Sudan Selatan merupakan negara yang paling neraka bagi sukarelawan yang memberikan bantuan kemanusiaan di sana.
Sudan Selatan menderita krisis kelaparan parah. Kondisi kelaparan terjadi karena diciptakan dan dijadikan senjata oleh para pihak yang berkonflik. Baik oleh pasukan pemerintah dan sekutunya, atau pasukan oposisi. Mereka menggunakan taktik mengusir warga dari rumah dan membuat mereka harus mengungsi.
Menurut Global Right Compliance semua pihak yang menjadi dalang dari permasalahan ini sudah melakukan pelanggaran hak asasi manusia dan telah menyentuh hukum humaniter internasional. Harus ada intervensi kemanusiaan ke negara tersebut. Kemudian, para pihak yang terlibat harus diadili sebagai pelaku kejahatan perang.
Menurut temuan mereka, taktik kelaparan yang dijalankan pihak yang bertikai semakin tidak terkendali. Taktik ini sendiri meliputi pembakaran dan penghancuran rumah dan properti dengan skala besar. Selain itu juga, mereka merusak tanaman pangan dan pasar. Orang-orang bersenjata juga menyerang pekerja bantuan kemanusiaan yang membantu warga sipil. Kamp pengungsian juga tidak luput dari serangan mereka.
Laporan PBB sendiri mengatakan bahwa saat ini hampir 8 juga warga di Sudan Selatan diyakini sedang menghadapi kerawanan kelaparan yang akut. PBB juga menganggap bahwa ancaman dan risiko kelaparan belum pernah setinggi ini.

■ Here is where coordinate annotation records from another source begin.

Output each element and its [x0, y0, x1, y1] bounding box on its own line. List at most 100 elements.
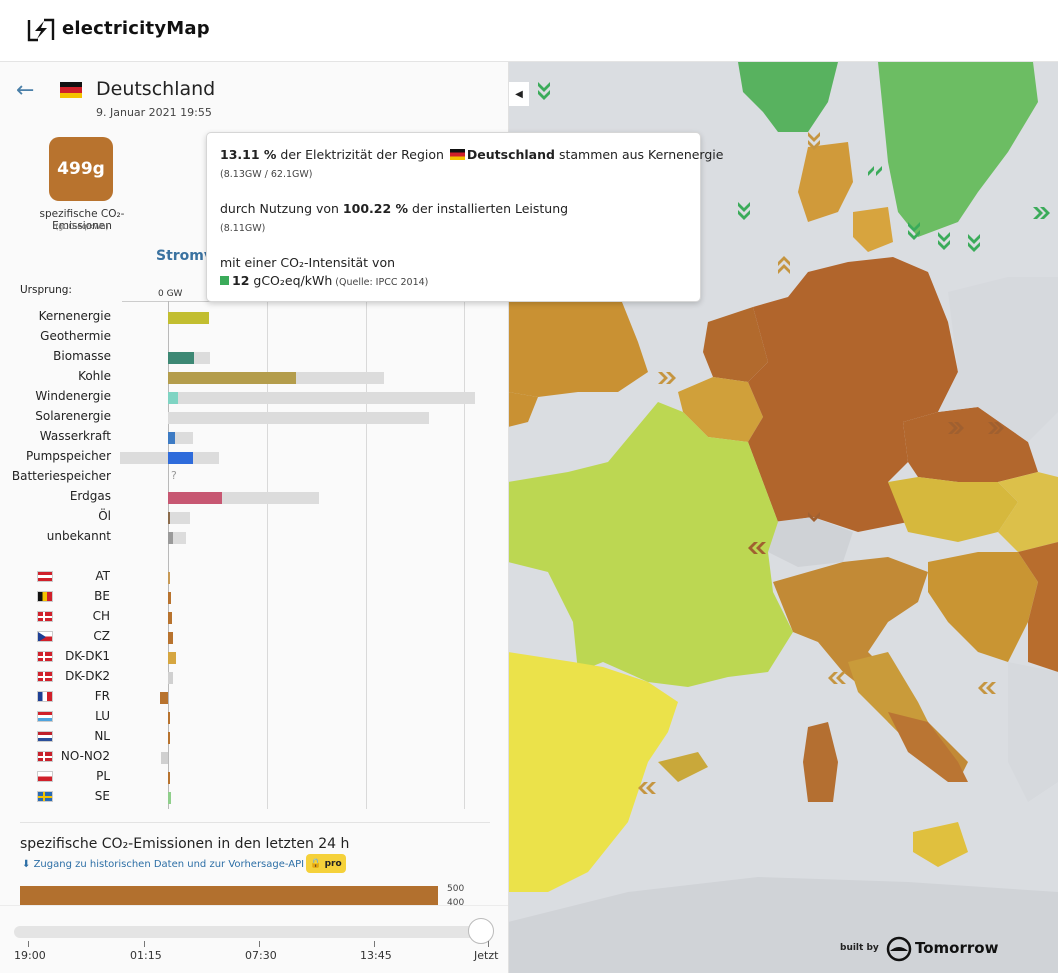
exchange-row[interactable]: DK-DK2 — [0, 666, 508, 686]
tomorrow-brand[interactable]: Tomorrow — [915, 939, 999, 957]
exchange-bar[interactable] — [168, 592, 171, 604]
gridline — [366, 301, 367, 809]
exchange-row[interactable]: LU — [0, 706, 508, 726]
exchange-row[interactable]: DK-DK1 — [0, 646, 508, 666]
back-arrow-icon[interactable]: ← — [16, 78, 35, 103]
tomorrow-logo-icon — [886, 936, 912, 962]
time-slider-handle[interactable] — [468, 918, 494, 944]
exchange-row[interactable]: BE — [0, 586, 508, 606]
exchange-zone-code: FR — [94, 689, 110, 703]
time-label: Jetzt — [474, 949, 499, 962]
no-flag-icon — [37, 751, 53, 762]
exchange-row[interactable]: CH — [0, 606, 508, 626]
exchange-row[interactable]: NL — [0, 726, 508, 746]
exchange-row[interactable]: FR — [0, 686, 508, 706]
source-row[interactable]: Wasserkraft — [0, 426, 508, 446]
exchange-bar[interactable] — [168, 572, 170, 584]
history-api-link-text[interactable]: Zugang zu historischen Daten und zur Vor… — [33, 859, 305, 870]
source-row[interactable]: Windenergie — [0, 386, 508, 406]
source-row[interactable]: Geothermie — [0, 326, 508, 346]
production-bar[interactable] — [168, 352, 194, 364]
time-slider-track[interactable] — [14, 926, 484, 938]
source-label: Batteriespeicher — [11, 469, 111, 483]
be-flag-icon — [37, 591, 53, 602]
production-bar[interactable] — [168, 372, 296, 384]
capacity-bar[interactable] — [168, 412, 429, 424]
map-sweden — [878, 62, 1038, 237]
zero-line — [168, 301, 169, 809]
pro-badge[interactable]: 🔒 pro — [306, 854, 346, 873]
exchange-bar[interactable] — [160, 692, 168, 704]
tooltip-line-2: durch Nutzung von 100.22 % der installie… — [220, 201, 569, 216]
section-title[interactable]: Stromv — [156, 248, 214, 264]
exchange-row[interactable]: PL — [0, 766, 508, 786]
map-uk — [508, 277, 648, 397]
zone-name: Deutschland — [96, 78, 216, 100]
exchange-bar[interactable] — [168, 732, 170, 744]
exchange-row[interactable]: AT — [0, 566, 508, 586]
capacity-bar[interactable] — [168, 512, 190, 524]
source-row[interactable]: Öl — [0, 506, 508, 526]
production-bar[interactable] — [168, 532, 173, 544]
zone-date: 9. Januar 2021 19:55 — [96, 106, 212, 119]
capacity-bar[interactable] — [168, 392, 475, 404]
map-netherlands — [703, 307, 768, 382]
history-chart[interactable] — [20, 886, 438, 908]
tooltip-line-1: 13.11 % der Elektrizität der Region Deut… — [220, 147, 724, 162]
exchange-row[interactable]: SE — [0, 786, 508, 806]
exchange-zone-code: PL — [96, 769, 110, 783]
time-slider[interactable]: 19:00 01:15 07:30 13:45 Jetzt — [0, 905, 508, 973]
negative-capacity-bar[interactable] — [120, 452, 168, 464]
time-tick — [259, 941, 260, 947]
source-label: Windenergie — [35, 389, 111, 403]
source-row[interactable]: Erdgas — [0, 486, 508, 506]
exchange-zone-code: DK-DK1 — [65, 649, 110, 663]
map-norway — [738, 62, 838, 132]
map-switzerland — [768, 517, 853, 567]
pro-label: pro — [324, 858, 342, 869]
germany-flag-icon — [60, 82, 82, 98]
exchange-bar[interactable] — [161, 752, 168, 764]
source-label: Öl — [98, 509, 111, 523]
production-bar[interactable] — [168, 452, 193, 464]
exchange-zone-code: NO-NO2 — [60, 749, 110, 763]
map-france — [508, 402, 793, 687]
map-spain — [508, 652, 678, 892]
production-bar[interactable] — [168, 392, 178, 404]
capacity-bar[interactable] — [168, 532, 186, 544]
production-bar[interactable] — [168, 492, 222, 504]
se-flag-icon — [37, 791, 53, 802]
source-row[interactable]: Pumpspeicher — [0, 446, 508, 466]
source-label: Biomasse — [53, 349, 111, 363]
source-row[interactable]: Kohle — [0, 366, 508, 386]
time-label: 13:45 — [360, 949, 392, 962]
exchange-bar[interactable] — [168, 672, 173, 684]
source-row[interactable]: Batteriespeicher? — [0, 466, 508, 486]
history-ytick: 400 — [447, 898, 465, 908]
production-bar[interactable] — [168, 432, 175, 444]
exchange-zone-code: NL — [94, 729, 110, 743]
source-row[interactable]: Biomasse — [0, 346, 508, 366]
map[interactable] — [508, 62, 1058, 973]
exchange-row[interactable]: CZ — [0, 626, 508, 646]
exchange-bar[interactable] — [168, 612, 172, 624]
dk-flag-icon — [37, 671, 53, 682]
exchange-bar[interactable] — [168, 772, 170, 784]
time-tick — [488, 941, 489, 947]
production-bar[interactable] — [168, 312, 209, 324]
exchange-row[interactable]: NO-NO2 — [0, 746, 508, 766]
time-tick — [374, 941, 375, 947]
lock-icon: 🔒 — [310, 858, 322, 869]
source-row[interactable]: Kernenergie — [0, 306, 508, 326]
exchange-bar[interactable] — [168, 632, 173, 644]
history-api-link[interactable]: ⬇ Zugang zu historischen Daten und zur V… — [22, 859, 304, 870]
source-row[interactable]: Solarenergie — [0, 406, 508, 426]
time-tick — [28, 941, 29, 947]
map-austria — [888, 477, 1018, 542]
exchange-bar[interactable] — [168, 712, 170, 724]
production-bar[interactable] — [168, 512, 170, 524]
exchange-bar[interactable] — [168, 652, 176, 664]
source-row[interactable]: unbekannt — [0, 526, 508, 546]
collapse-panel-button[interactable]: ◀ — [509, 82, 529, 106]
exchange-bar[interactable] — [168, 792, 171, 804]
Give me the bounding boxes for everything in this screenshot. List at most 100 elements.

“Orang-orang yang kami temui mengatakan kepada kami berulang kali bahwa satu-satunya cara menghentikan pembunuhan, pemerkosaan dan kekerasan seksual, dan penjarahan adalah jika mereka yang bertanggung jawab atas pelanggaran tersebut dimintai pertanggungjawaban secara pidana. Impunitas atas pelanggaran serius ini sejak 2013 telah membawa kami ke titik putus asa, di mana sebagian besar orang Sudan Selatan tidak dapat memberi makan diri mereka sendiri dan hanya mengandalkan bantuan kemanusiaan,” kata ketua Komisi HAM PBB di Sudan Selatan Yasmin Sooka.